Kent Willis, executive director of the Virginia ACLU, told freedomforum.org: "The decision sends a clear message to state legislators: ‘Hands off the Internet.’ This decision should prevent other states from enacting similar laws."

Willis says that even though the case is "somewhat unique" because it involved state employees using state computers, he says the decision is still very important. "The law on the Internet is so new that every ruling in this area will have a significant effect."

The pattern now continues in New Mexico where the ACLU and others have filed suit in federal court challenging the constitutionality of a state law signed by the governor in March to prohibit the online dissemination of material that is "harmful to minors."
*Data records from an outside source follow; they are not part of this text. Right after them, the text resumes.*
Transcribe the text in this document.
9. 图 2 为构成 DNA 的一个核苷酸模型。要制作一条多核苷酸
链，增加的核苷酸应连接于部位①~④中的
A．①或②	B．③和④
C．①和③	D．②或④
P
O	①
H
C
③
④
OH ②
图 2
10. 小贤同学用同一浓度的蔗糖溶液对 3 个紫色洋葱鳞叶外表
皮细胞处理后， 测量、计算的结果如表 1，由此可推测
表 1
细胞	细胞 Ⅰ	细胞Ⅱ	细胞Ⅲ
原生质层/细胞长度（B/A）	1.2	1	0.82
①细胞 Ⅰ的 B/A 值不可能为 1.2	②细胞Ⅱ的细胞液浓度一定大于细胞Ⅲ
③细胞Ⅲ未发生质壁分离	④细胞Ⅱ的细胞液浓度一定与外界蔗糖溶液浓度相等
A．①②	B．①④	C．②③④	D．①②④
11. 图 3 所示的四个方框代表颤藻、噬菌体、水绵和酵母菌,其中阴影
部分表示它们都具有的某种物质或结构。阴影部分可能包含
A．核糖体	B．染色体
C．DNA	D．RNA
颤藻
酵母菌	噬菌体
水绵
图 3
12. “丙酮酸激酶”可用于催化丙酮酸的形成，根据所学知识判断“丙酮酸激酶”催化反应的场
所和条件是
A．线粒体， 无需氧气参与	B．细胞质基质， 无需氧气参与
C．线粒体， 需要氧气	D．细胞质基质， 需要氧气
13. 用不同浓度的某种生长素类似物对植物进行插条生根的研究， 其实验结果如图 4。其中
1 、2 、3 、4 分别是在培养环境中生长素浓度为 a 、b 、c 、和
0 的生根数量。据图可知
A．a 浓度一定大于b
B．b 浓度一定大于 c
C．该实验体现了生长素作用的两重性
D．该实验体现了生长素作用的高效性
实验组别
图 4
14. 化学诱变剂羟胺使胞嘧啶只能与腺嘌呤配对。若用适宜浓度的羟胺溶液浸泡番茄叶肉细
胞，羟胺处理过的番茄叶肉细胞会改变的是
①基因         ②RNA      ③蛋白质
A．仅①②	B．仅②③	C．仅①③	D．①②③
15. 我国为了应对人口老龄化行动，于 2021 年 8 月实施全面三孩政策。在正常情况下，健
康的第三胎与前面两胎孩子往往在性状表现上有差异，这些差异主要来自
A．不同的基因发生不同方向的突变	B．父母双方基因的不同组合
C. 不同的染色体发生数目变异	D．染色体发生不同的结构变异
Phillip Davis, legal director for the New Mexico ACLU, argues: "This law is unconstitutional for the very same reasons that the U.S. Supreme Court said last summer about the federal indecency law in Reno v. ACLU. Why the state of New Mexico passed such a clearly unconstitutional law is absolutely beyond my comprehension."

Larry Ottinger, senior staff attorney with the People for the American Way, says that "the effect of the various rulings striking down both these overbroad federal and state Internet indecency laws is that there is starting to develop case law that will set the parameters as to what is and is not permissible. Hopefully, things will calm down in this area."

Three trends have emerged on the state level with respect to laws regulating speech on the Internet: (1) state legislators keep proposing such laws; (2) the ACLU and other groups keep challenging them; and (3) federal courts continue to strike them down.